Growth in the 1H of 2017 was driven by private consumption and private investments on the demand side


Malaysia is expected to maintain its economic performance in the second-half (2H) of the year after recording a gross domestic product (GDP) expansion of 5.7% in the 1H.

Second Finance Minister Datuk Seri Johari Abdul Ghani said the Malaysian economy should sustain its growth momentum in the 2H, save for any major global events.

Still, Johari said “Growth in the 1H of 2017 was driven by private consumption and private investments on the demand side. On the supply side, the thrust was by the services, construction and manufacturing sectors,” Johari added.

Johari further said that the Malaysian economy is currently more resilient than in 2016 and previous years, where the country was still recovering from the external economic uncertainties and downfall of global oil price.
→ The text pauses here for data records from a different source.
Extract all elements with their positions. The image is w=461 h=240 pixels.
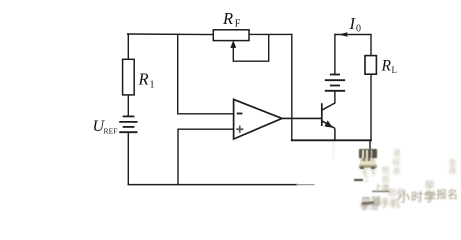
wire top rail left	[128, 33, 214, 36]
resistor RL	[365, 56, 376, 75]
svg-text:REF: REF	[104, 126, 118, 135]
svg-text:1: 1	[150, 80, 155, 91]
current I0 arrowhead	[339, 32, 347, 36]
wire RL stub below emitter rail	[369, 140, 371, 148]
wire op-amp output to base	[282, 117, 321, 119]
svg-text:0: 0	[356, 24, 361, 35]
potentiometer RF body	[213, 30, 249, 41]
wire noninverting input riser	[178, 129, 234, 184]
wire bottom rail faded end	[297, 184, 314, 186]
watermark smudge marks	[331, 142, 334, 164]
wire R1 top lead	[127, 34, 129, 59]
wire battery top lead	[334, 35, 336, 75]
svg-text:R: R	[222, 9, 233, 28]
potentiometer RF wiper arrow	[231, 35, 269, 61]
svg-text:R: R	[381, 58, 392, 75]
wire emitter rail	[292, 139, 371, 141]
transistor emitter arrowhead	[325, 121, 333, 128]
resistor R1	[123, 59, 135, 95]
op-amp minus sign	[237, 113, 243, 115]
wire battery to bottom rail	[127, 132, 129, 184]
battery V (collector supply)	[325, 75, 345, 91]
wire inverting input drop	[178, 34, 234, 113]
wire R_F right lead	[249, 33, 292, 35]
wire RL bottom lead	[370, 74, 372, 140]
wire R1 bottom lead	[127, 95, 129, 115]
op-amp U1	[234, 99, 282, 139]
wire collector to battery	[334, 91, 336, 103]
wire feedback vertical	[291, 34, 293, 140]
wire bottom rail	[128, 184, 297, 186]
svg-text:F: F	[235, 18, 241, 29]
wire I0 top rail	[335, 35, 371, 56]
op-amp plus sign	[236, 126, 243, 133]
svg-text:L: L	[392, 65, 398, 75]
watermark logo block	[359, 148, 377, 169]
transistor Q1	[322, 103, 335, 140]
battery U_REF	[119, 114, 137, 132]
svg-text:R: R	[138, 70, 149, 89]
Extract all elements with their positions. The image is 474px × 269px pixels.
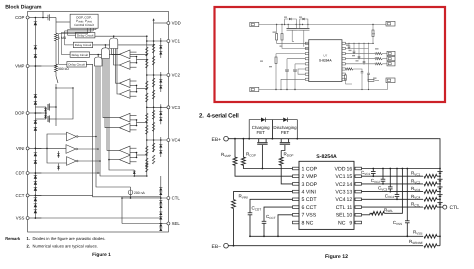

“Despite being impacted by some external factors, the economy was still able to register good growth compared to other countries in the region by ensuring its sustainability,” he said.

On the ringgit, Johari said the currency has stabilised following the government’s move to ask exporters to convert foreign currency to it, and restrict financial institutions from engaging with the offshore non-deliverable forwards market, among other measures.

However, Johari maintained that the government needs to remain alert on the currency’s movement as external factors still pose threat to the currencies.

“There is a need to remain alert as factors affecting the ringgit remain, such as the uncertainties surrounding the interest rate in the US, China’s economic growth and commodity prices.”

Meanwhile, earlier in his speech, Johari outlined three strategic areas that have been identified by the government to strengthen Malaysia’s economic resilience and drive an inclusive and sustainable economic growth for the future.

Firstly, he said the goverment would ensure the country’s economic growth and development agenda are well distributed across the nation, as people living in small townships and rural areas are equally presented with economic opportunities.

Secondly, the government is positioning itself to become a serious competitor in the digital economy, where in 2015, the contribution of Malaysia’s digital economy to the GDP stood at 17.8% and almost realised the targeted 18.2% set for 2020.

“We believe that the digital economy can be our new forte and act as catalyst to enhance the country’s income to RM2 trillion in the next seven to eight years,” he added.

Finally, Johari said the government intends to ensure that the financial system remains solid and ready for the future, among others, to strike the right balance between supporting technologies such as financial technology as an enabler of growth and mitigating the potential risks at the same time.

“We are also working hard to increase the level of financial inclusion, increasing the depth of our financial system, making it easier for businesses to have access to funding while at the same time, increasing the standard of financial literacy among Malaysians.”